Тебе, должно быть, знакомо, что чувствуешь в первые дни боев. Когда к тому же ты оторван от соседних частей, без полевой кухни, без медиков. Командир роты относился ко мне по-братски. У нас были исключительно московские ребята. Каждый из нас был готов трижды умереть, но не сдаться в плен. А обо мне уж и говорить нечего.
16.10.41 нас окончательно окружили. До вечера мы сражались. Ночью нас оставили в покое. Вечером мой командир мне говорит: «Бери трех курсантов и отправляйся к командиру укрепленного района». Везде уже были немцы. Я еле добрался туда и объяснил, что наша рота просит разрешения выйти из вражеского окружения и что ранним утром уже будет поздно. Вернулся, и на нас смотрели, как на сумасшедших.
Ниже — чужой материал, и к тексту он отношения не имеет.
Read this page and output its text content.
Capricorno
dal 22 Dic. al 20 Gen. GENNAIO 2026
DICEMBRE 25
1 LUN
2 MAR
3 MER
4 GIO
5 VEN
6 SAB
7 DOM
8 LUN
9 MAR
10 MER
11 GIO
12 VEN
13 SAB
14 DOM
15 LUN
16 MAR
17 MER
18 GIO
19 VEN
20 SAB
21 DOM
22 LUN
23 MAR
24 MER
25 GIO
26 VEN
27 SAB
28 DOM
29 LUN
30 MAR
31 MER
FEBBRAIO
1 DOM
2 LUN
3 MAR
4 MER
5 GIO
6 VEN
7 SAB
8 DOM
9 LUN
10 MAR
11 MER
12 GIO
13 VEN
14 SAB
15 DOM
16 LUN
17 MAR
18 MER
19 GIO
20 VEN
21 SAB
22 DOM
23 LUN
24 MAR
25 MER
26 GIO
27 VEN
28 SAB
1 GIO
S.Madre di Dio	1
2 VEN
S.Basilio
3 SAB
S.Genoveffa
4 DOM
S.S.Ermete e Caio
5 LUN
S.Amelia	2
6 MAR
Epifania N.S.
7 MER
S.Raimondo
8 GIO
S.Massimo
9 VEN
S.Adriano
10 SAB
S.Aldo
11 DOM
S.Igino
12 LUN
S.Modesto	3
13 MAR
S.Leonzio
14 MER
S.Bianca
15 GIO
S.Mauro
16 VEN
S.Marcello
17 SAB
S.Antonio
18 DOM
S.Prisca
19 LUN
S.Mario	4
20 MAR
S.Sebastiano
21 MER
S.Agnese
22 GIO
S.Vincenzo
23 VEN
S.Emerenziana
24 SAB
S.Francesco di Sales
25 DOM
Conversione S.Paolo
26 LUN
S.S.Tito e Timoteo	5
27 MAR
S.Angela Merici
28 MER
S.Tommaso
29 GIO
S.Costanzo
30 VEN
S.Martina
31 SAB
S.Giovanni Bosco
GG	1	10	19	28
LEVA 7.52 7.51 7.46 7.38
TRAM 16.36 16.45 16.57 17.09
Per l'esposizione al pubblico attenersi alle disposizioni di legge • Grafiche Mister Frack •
Я передал приказ «Ни шагу назад!» и обещание: рано утром получите подкрепление.
К двум часам дня нас осталось человек двенадцать пехотинцев и человек шесть артиллеристов. Мой ротный мне говорит: «Без команды стрелять запрещаю. Может прийти помощь». Почти все мы были кто ранен, кто контужен. К концу дня немцы ворвались в наш дзот и захватили нас в плен.
Брат мой, что мне пришлось пережить, начиная с 17 октября 1941 года, невозможно передать. Расскажи кто-нибудь такое, я бы сам ни за что не поверил. Я уже еле ползал и решил: хватит! Лучше получу пулю в лоб. Когда прибыл приказ выдать евреев и коммунистов, я сам вышел. Два моих друга решили, что я сошел с ума, потому что не могли меня удержать. Нас отвели в сторону и решили, что евреи не стоят пули, а потому нас надо загнать в большую выгребную яму, чтобы мы голышом мучились там часами и сутками, пока не умрем. Откуда у меня взялись силы, не знаю. Но я твердо решил, что если у меня была бы тысяча жизней, я бы их тоже отдал, лишь бы отомстить. Мои друзья, на редкость преданные ребята, спасли меня.
Зимовал я в Могилевском лагере для военнопленных. Несколько тысяч человек погибли там за зиму от голода, холода, избиений. Меня мои друзья еле живого сволокли в так называемый госпиталь для пленных. О том, что я еврей, никто не знал, а может, и знали, но молчали.
У нас собралась конспиративная группа. Мы были оторваны от всего мира. О партизанах ничего не знали. Нашей целью было, как только потеплеет, убежать и организовать партизанский отряд или перебраться через линию фронта.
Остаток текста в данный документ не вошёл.